A pocos kilómetros de Río Tercero, este pueblo da la bienvenida al Valle de Calamuchita con un lago cristalino, playas con paradores y una identidad cargada de historia.


En el ingreso al Valle de Calamuchita, a tan solo 15 kilómetros de Río Tercero y a 100 de Córdoba capital, Almafuerte se presenta como un pueblo encantador donde el agua y la historia conviven con la tranquilidad serrana. Es una de esas localidades que invitan a quedarse más de lo previsto, no solo por la belleza de su entorno, sino también por la calidez humana.

Entre sus atractivos naturales destaca el lago Piedras Moras, considerado el más limpio y mejor preservado de toda la provincia. Este espejo de agua es ecológico por definición: solo se permiten actividades náuticas no motorizadas como vela, remo y buceo. Las aguas son tan cristalinas que en su profundidad se oculta un secreto fascinante: el antiguo pueblo de El Salto, sumergido desde la creación del dique.

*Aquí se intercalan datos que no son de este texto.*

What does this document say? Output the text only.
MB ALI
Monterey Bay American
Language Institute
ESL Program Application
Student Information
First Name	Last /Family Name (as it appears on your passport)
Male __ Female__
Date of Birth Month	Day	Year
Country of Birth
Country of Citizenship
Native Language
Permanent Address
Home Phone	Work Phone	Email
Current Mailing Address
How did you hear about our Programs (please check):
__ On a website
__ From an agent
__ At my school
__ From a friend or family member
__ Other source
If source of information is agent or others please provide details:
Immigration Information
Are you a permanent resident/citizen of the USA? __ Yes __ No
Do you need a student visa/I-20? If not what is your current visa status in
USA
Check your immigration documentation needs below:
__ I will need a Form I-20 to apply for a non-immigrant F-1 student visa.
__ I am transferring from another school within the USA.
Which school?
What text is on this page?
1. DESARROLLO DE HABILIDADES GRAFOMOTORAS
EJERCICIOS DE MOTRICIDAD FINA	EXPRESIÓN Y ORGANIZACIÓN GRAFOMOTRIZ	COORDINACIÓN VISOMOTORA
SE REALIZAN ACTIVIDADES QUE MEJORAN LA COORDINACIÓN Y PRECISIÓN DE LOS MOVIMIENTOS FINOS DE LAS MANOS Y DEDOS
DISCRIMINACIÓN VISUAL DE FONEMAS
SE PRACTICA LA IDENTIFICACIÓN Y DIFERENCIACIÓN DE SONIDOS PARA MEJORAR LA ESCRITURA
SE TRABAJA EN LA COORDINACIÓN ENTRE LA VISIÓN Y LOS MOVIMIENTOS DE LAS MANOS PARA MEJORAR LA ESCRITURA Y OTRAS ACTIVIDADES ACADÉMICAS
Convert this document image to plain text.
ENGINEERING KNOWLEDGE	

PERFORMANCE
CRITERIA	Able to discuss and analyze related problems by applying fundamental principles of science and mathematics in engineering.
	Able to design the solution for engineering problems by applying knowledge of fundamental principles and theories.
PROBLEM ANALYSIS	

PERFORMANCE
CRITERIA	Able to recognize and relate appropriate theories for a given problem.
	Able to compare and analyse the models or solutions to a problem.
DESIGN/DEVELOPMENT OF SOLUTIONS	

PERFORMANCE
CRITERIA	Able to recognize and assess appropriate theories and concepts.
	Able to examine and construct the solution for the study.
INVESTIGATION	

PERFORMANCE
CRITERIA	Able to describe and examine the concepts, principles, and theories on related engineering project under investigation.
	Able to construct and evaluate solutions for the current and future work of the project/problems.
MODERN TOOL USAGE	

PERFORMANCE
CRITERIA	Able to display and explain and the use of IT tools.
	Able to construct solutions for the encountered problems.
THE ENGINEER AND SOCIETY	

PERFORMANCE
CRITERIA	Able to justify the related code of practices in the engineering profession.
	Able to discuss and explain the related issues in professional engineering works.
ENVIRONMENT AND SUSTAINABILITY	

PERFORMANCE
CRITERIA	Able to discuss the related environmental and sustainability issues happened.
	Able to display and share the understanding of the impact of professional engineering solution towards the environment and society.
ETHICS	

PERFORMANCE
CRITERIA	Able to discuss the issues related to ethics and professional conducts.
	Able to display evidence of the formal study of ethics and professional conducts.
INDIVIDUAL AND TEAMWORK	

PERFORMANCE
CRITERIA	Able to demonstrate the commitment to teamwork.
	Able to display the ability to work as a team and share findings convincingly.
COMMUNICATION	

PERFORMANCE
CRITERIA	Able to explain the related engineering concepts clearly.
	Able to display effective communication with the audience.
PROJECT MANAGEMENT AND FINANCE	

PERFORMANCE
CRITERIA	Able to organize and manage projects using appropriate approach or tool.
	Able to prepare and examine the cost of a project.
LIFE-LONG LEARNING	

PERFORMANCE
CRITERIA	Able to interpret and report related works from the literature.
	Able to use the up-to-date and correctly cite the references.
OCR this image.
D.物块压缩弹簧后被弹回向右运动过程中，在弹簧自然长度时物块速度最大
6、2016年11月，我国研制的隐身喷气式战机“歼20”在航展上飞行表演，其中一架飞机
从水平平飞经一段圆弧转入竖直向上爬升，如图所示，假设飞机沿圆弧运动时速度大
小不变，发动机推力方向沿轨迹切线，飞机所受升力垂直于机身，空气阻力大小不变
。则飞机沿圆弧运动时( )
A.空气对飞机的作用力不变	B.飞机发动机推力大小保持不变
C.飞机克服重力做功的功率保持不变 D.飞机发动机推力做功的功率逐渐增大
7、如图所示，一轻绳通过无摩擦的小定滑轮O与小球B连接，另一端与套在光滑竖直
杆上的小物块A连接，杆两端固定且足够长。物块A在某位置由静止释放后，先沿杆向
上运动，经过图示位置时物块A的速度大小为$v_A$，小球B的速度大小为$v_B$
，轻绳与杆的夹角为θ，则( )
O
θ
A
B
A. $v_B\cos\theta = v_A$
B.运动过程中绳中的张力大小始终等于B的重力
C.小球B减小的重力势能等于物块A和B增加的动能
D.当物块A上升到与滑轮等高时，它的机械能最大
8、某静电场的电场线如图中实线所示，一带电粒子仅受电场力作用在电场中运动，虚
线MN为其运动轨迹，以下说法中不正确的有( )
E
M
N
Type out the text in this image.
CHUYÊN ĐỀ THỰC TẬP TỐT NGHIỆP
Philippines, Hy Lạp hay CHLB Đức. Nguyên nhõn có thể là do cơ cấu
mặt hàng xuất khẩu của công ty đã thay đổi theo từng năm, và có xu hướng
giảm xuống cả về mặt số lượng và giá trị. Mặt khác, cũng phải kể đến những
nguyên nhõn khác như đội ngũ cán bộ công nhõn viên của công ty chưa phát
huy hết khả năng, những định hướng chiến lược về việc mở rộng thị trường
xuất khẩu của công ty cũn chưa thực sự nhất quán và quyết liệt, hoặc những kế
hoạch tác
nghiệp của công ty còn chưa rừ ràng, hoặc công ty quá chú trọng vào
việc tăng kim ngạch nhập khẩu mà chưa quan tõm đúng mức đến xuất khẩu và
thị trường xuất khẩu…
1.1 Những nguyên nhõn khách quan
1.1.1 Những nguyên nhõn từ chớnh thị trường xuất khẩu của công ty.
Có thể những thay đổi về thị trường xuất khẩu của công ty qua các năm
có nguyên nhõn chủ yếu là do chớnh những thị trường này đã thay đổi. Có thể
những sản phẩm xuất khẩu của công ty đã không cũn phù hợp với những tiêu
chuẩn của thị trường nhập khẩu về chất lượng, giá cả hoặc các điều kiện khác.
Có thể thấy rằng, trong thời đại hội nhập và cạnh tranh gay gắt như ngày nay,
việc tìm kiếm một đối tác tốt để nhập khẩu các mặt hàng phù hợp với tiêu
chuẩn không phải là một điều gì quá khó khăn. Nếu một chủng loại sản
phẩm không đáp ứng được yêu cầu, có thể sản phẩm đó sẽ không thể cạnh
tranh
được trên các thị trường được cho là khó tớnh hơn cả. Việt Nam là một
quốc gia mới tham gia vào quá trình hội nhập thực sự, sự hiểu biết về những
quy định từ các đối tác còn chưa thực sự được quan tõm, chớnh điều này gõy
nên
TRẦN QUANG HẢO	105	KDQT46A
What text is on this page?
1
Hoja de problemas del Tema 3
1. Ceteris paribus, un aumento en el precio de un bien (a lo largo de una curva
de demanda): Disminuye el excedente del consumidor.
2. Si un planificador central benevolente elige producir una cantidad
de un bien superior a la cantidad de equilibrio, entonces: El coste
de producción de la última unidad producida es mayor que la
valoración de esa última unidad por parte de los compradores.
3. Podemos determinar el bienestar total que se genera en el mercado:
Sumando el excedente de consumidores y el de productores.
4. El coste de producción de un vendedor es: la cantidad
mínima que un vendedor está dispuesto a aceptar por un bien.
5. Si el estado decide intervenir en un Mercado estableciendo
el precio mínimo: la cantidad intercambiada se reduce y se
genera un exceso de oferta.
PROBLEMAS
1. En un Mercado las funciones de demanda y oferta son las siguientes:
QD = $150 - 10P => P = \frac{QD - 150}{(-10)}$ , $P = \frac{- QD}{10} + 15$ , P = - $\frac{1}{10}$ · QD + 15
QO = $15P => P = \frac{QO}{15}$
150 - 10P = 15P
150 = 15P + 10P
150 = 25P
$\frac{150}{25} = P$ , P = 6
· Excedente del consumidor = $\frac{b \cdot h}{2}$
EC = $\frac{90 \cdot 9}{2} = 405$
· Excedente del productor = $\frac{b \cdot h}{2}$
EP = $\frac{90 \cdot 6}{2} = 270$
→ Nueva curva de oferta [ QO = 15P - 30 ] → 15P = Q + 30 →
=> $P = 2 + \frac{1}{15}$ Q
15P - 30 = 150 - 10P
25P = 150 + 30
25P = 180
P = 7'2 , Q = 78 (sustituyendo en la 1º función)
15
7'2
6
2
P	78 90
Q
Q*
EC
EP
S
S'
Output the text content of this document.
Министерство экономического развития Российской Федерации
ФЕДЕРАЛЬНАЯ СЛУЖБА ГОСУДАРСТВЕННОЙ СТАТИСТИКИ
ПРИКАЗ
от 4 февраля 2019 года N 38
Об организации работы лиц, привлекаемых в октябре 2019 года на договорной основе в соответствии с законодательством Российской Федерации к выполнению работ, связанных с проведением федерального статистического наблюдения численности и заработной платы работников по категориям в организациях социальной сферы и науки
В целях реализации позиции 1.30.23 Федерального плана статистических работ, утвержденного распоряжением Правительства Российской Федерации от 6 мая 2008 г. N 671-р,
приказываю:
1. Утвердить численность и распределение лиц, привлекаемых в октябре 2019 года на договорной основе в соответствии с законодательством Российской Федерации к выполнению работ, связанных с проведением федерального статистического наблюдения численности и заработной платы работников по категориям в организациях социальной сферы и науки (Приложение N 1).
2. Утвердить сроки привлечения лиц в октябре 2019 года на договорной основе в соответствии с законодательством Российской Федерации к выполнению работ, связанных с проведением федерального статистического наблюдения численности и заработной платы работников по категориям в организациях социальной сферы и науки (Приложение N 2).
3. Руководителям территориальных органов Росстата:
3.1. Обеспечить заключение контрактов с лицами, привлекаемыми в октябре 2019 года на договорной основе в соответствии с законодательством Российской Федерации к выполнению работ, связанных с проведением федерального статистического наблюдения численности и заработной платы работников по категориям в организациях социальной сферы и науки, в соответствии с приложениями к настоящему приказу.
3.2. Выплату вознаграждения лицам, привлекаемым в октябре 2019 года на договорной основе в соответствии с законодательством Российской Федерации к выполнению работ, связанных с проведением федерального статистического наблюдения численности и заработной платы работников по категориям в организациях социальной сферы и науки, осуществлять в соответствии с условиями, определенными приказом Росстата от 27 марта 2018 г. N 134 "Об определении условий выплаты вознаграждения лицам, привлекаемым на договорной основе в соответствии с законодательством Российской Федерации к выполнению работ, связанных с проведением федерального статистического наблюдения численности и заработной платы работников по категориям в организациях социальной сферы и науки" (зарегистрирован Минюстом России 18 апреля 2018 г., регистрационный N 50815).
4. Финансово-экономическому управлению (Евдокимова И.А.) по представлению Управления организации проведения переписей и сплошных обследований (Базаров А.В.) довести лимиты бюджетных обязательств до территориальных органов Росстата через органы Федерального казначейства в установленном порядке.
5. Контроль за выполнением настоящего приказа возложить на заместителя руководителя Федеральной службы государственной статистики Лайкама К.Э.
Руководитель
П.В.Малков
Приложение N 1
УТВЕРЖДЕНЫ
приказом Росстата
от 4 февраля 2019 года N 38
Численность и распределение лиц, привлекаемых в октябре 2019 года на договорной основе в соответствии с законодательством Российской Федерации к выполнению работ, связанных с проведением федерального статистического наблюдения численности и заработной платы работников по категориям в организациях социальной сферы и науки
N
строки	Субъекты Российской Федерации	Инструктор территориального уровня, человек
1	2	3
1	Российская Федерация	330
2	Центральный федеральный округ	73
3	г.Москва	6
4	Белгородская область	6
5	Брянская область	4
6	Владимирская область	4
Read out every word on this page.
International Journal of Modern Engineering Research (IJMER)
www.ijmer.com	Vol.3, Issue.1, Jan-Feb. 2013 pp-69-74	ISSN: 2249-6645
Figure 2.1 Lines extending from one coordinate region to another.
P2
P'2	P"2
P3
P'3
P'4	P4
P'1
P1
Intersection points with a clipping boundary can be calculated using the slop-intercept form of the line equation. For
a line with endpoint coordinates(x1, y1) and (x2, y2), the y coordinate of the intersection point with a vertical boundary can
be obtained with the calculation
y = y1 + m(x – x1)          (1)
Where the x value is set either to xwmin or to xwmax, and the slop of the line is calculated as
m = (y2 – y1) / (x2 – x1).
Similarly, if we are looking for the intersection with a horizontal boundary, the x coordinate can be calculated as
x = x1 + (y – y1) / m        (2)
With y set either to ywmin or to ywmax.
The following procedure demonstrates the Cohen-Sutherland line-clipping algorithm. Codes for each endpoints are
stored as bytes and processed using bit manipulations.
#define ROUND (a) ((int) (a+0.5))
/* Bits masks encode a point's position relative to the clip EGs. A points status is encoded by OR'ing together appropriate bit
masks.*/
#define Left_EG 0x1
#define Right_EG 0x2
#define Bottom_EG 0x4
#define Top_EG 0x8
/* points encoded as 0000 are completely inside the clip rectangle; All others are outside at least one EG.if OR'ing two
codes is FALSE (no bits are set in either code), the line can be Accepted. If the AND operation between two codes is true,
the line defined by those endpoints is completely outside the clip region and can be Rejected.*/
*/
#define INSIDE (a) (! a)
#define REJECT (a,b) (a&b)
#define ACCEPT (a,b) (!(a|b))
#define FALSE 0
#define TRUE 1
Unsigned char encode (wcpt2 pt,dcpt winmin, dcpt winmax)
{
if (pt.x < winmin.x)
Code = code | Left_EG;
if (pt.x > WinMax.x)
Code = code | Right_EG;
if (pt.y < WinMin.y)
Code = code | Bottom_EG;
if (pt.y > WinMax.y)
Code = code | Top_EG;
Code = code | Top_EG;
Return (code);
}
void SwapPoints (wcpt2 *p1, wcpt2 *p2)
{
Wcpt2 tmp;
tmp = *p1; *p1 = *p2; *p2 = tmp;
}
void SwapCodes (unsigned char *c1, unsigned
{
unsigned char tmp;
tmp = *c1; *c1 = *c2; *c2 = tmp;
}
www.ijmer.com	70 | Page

Ríos, playas y paradores para todos los gustos

Durante la temporada estival, las playas de Almafuerte se convierten en punto de encuentro para visitantes de todas las edades. A lo largo del lago, siete paradores ofrecen servicios gastronómicos y espectáculos variados, que completan la experiencia con buena comida y descanso al sol. En el lugar también se encuentra el Club de Velas, que promueve la práctica de deportes acuáticos y aporta a la identidad náutica de la ciudad.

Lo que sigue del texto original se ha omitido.